Email of the day (1)
Comment of the Day

June 09 2010

Commentary by David Fuller

Email of the day (1)

On inflation and selecting gold shares (note: Fullermoney emails are normally posted anonymously but from yesterday's Comment and GTI below you will recognise that this is from Iain Little of Global Thematic Investing and P&C Asset Management)
"In case you missed it, here is last quarter's GTI letter to shareholders. "The point about the LT inflation chart at the end is that you have NO chance of beating 7% "middle class" inflation in real terms UNLESS you are 100% in shares, based upon history. Maybe it's different this time.

"Thanks your comment on Ballarat etc....a reminder that a good trade is a comb of 2 actions, a good buy and good sell (I'd quite forgotten about your pa position) I thought you might like to see my private copy dated 12/5/10 sent to IPM re my 3 gold stocks and how to look at gold mines....see the 5 criteria....my buying levels were some 10% below the then prices and we got filled for the first third on the recent dip (the charts were spiky....pls note we always use Fullermoney charts in our work).
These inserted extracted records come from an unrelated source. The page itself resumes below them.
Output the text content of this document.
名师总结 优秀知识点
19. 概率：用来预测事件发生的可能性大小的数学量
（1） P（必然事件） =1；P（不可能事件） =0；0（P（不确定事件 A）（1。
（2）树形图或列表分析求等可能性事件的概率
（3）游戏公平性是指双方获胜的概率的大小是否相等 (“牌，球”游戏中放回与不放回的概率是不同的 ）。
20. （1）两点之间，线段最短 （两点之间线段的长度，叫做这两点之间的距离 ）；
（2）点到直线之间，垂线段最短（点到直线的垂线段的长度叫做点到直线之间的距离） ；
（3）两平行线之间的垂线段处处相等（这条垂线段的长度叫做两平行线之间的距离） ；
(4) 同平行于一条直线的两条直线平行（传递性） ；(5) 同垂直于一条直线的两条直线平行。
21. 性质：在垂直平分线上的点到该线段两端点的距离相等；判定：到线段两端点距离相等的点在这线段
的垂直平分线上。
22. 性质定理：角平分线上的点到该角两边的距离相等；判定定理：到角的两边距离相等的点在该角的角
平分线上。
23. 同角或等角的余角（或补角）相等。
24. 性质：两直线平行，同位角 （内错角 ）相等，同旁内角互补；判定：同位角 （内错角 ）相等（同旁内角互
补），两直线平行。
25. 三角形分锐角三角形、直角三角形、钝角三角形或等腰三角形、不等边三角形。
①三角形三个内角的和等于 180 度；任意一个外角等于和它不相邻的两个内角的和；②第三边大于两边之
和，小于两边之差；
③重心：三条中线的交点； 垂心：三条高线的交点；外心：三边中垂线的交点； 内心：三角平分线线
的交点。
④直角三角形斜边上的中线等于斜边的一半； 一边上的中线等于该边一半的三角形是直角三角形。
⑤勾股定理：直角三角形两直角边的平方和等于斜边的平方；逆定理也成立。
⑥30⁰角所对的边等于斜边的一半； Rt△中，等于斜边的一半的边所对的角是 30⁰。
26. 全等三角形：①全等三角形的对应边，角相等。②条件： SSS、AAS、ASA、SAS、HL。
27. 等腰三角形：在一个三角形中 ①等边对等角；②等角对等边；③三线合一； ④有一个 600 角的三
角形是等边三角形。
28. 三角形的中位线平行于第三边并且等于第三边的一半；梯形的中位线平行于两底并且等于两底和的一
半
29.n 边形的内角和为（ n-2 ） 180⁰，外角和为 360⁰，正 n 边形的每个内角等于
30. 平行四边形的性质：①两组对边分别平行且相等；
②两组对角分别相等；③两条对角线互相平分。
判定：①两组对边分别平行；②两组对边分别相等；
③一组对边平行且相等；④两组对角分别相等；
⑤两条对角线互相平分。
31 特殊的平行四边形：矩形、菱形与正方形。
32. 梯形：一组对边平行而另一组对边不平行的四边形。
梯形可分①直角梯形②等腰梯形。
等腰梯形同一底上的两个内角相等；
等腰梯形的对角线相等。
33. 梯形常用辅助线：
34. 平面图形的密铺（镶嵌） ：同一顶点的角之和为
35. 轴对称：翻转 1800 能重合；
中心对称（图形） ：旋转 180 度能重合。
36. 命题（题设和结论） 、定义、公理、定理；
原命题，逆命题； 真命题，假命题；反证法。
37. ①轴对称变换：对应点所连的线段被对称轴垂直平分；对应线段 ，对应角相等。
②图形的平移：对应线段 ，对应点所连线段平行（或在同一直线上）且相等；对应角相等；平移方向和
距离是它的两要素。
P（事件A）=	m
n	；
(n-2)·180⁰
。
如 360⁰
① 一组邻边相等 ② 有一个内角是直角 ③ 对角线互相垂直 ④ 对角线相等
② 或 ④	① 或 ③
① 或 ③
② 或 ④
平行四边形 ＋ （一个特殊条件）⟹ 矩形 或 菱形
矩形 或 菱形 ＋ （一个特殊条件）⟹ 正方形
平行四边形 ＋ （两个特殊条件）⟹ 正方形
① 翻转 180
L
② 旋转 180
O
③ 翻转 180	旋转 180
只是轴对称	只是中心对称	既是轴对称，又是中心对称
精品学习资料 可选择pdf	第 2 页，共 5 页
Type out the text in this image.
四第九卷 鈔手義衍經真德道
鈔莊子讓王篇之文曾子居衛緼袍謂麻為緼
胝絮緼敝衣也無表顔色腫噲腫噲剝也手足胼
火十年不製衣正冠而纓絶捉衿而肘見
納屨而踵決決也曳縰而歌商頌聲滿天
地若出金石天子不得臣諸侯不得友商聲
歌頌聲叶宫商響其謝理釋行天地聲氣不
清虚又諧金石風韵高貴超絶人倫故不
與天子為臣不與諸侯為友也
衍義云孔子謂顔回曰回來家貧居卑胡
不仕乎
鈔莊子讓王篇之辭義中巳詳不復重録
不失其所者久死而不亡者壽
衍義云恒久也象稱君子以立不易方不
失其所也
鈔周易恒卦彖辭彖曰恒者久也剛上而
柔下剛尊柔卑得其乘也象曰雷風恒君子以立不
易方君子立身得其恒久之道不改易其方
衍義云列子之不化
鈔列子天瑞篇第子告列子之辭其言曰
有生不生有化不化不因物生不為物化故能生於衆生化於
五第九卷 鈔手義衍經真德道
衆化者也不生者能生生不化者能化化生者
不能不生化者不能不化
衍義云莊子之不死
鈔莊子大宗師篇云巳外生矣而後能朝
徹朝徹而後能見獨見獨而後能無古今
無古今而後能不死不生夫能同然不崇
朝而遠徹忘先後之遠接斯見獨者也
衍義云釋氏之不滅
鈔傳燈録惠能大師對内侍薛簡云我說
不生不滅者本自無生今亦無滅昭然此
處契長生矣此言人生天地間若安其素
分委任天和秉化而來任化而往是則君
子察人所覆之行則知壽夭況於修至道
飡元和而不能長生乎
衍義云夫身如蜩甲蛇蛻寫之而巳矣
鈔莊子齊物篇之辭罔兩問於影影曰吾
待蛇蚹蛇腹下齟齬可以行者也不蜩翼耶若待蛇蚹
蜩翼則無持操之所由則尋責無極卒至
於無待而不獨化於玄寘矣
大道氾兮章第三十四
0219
Many of your subs will have MADE and LOST fortunes in non gold earning juniors, so might be int to read about mid cap / producing mine investing....you know the psych background...extreme pleasure in winning and extreme confusion in losing.....and never REALLY knowing why either happened in the first place....."

David Fuller's view On behalf of Fullermoney and the Collective, thanks for this latest copy of GTI which is sure to be of interest, not least for your sensible 5-point criteria when venturing into the minefield of gold shares, in search of likely winners.

I certainly agree that middleclass household inflation, in terms of the goods and services that we pay for each month, will be at least twice the reported CPI figures on average. We can protect against this over the long term with a successfully managed portfolio of equities and some gold during its secular bull trends.

I also like collectibles as an inflation hedge and have often written about these in the past. However, most collectibles are illiquid; buyer's auction commissions at Christie's and Sotheby's are now 25% for the first £100,000 and there is VAT on the commission; retail dealer mark-ups are often stratospheric. These costs are unlikely to vary significantly in other developed countries.

Consequently, one should only invest in collectibles that provide a yield to the spirit. I like pictures, sculpture and bling for Mrs Fuller. If you like art a good dealer can be useful, but being somewhat oversupplied I only nibble occasionally these days, buying mainly at auctions or occasionally from artists. I only buy jewellery at auctions.

Will collectibles appreciate in value during a disinflationary environment? Probably not but slumps provide the best opportunities to accumulate at sensible prices. Also, the stronger economies are experiencing far more inflation than deflation. For price appreciation, my guess is anything that Chinese and Indian collectors like which is at least 100 years old.